May 22 is the International Day for Biological Diversity (Biological Diversity is the scientific term and Biodiversity is the one we use in the social-political context). Its slogan this year is "Our solutions are in nature"(Our solutions are in nature), making it clear that the current scenario needs solutions because we have many problems, but with a proactive language that looks to the future with hope. These problems -many times- come from the hand of technological progress, from the need for enormous amounts of energy and resources that impact the environment we share with many other species. In the slogan we can also appreciate the importance of working together, all regions, because our "system" no longer has borders.

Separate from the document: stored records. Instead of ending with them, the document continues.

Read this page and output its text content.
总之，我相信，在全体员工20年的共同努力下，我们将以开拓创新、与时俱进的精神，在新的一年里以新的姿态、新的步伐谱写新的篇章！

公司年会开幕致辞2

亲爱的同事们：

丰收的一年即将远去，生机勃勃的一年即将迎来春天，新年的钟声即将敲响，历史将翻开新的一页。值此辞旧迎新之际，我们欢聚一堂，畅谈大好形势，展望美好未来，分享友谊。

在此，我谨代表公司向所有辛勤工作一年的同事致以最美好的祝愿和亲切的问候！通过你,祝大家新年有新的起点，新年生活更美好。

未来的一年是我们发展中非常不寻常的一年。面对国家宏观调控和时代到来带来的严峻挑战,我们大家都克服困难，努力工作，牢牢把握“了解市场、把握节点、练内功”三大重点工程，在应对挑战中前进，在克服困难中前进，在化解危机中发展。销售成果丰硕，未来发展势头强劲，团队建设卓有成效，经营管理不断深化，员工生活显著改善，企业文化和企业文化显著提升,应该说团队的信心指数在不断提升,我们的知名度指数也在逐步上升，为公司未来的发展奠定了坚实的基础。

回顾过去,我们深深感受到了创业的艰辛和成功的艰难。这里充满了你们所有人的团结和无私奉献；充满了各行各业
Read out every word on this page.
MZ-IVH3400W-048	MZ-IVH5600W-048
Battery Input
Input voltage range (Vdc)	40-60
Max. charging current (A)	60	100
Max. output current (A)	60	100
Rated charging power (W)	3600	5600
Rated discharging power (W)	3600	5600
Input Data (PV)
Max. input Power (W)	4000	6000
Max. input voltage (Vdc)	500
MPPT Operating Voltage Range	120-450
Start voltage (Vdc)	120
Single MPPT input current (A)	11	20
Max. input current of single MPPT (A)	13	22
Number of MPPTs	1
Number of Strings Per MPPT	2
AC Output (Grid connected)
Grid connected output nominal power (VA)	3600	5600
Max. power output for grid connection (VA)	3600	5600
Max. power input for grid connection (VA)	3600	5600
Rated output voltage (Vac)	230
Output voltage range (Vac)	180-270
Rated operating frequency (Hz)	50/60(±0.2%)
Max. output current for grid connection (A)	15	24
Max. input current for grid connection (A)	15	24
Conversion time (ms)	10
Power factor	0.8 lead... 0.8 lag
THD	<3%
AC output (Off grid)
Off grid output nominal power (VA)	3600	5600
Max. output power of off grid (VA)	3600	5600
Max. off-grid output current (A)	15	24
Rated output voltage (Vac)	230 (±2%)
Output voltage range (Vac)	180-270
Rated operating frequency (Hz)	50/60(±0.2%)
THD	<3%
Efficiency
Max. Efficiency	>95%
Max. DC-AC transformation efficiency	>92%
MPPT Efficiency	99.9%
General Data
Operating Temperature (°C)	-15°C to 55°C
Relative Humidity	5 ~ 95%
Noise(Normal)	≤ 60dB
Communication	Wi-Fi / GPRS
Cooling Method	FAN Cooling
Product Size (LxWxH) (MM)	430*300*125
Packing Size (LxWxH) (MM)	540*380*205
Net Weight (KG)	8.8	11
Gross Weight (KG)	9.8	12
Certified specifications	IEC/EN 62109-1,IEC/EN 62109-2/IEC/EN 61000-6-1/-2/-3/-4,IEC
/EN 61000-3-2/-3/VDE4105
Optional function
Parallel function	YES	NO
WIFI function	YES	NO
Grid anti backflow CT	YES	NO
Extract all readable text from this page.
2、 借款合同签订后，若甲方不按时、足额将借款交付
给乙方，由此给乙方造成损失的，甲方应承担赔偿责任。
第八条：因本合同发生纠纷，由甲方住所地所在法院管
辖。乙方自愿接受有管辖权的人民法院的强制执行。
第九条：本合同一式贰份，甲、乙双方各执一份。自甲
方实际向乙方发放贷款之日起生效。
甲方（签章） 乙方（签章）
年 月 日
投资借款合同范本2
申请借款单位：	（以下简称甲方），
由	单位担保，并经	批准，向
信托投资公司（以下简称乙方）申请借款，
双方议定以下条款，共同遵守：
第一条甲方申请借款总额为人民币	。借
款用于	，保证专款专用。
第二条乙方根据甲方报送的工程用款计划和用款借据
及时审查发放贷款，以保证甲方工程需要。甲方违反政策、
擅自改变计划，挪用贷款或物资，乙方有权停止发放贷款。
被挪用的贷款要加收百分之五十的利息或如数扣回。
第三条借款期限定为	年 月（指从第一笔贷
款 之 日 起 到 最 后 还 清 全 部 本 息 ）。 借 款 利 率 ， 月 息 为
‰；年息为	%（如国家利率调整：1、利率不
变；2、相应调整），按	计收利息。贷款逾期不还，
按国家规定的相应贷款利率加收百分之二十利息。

It is increasingly common to find the term Biodiversity in the press, in the media and even in the conversations of citizens. It would be desirable for it to be more present in the curricula of schools and institutes, constituting an essential part of the objectives of the Environmental Education , context core topic for the desired sustainable growth. Scientists need to transmit to citizens some concepts core topic and to achieve this we need better communication. It is imperative that human beings are aware that human activity is accelerating the disappearance of species, right now at a rate 1000 times greater than at any other time in recorded human history; that of the eight million species on the planet, one million are endangered, in the oceans and on land, in forests, mountains and grasslands. It is important for people to know the meaning of the term Ecosystem ("biological system constituted by a community of living beings and the natural environment in which they live") because it allows us to understand that human beings are part of nature.

Our challenge is to know in order to protect, and to behave like the rest of its components for the maintenance of the environment. To become part of that nature again, to use the technological -and social- advances to contribute to the maintenance of the Ecosystems, not only to deplete them in search of water, food, medicines, shelter, fuel and energy, or minerals to build wonderful "little machines". It is important that each of the inhabitants of the planet knows the importance of soil, which is not only that which we step on with our shoes (the one who has them), but represents the basis of life in natural ecosystems and also in the artificial ones we build to produce food; it stores water and CO2, and nutrients as part of an essential cycle for life. If we do not know it, and we do not give it the importance it has, we lose it by developing industrial agriculture that turns it into lifeless dust, we let it erode when we remove its natural tropical forest cover, or we simply bury it under tons of asphalt and cement.

The word Ecology ("part of Biology that studies the relationships of living beings among themselves and with the environment in which they live") begins in the same way as Economics ("science that studies resources, wealth; production, distribution and consumption of goods and services, to satisfy human needs"). It is not a coincidence, both consider a system, and are based on the concept of "value". Economic prosperity is supported by Biodiversity, and can be demonstrated with numbers. The main economic sectors depend on nature: construction, agriculture and food. On the other hand, 70% of the population with few resources depends on nature to subsist through agriculture, forestry or fishing.

In the current context, any text includes SARS-CoV-2 (Covid-19). The status that we are living at a global level also has to do with Biodiversity, since Zoonoses ("infectious disease that is naturally transmitted from animals -mostly vertebrates- to humans, and vice versa") are much less frequent in healthy ecosystems, in balance, with all their parts.

Cuckoo clocks work only if no part is missing: the dozens of cogwheels that exchange energy, the weight and its chain that use gravity to give life to the whole, the hands that inform, the "cuckoo" that brings its color and sound every hour, even with the person in front of it, receiving the information about the passing of time. Well, an ecosystem, with its biodiverse parts, is like that clock. If one piece is missing, the whole system suffers and stops. Let's keep the clock running.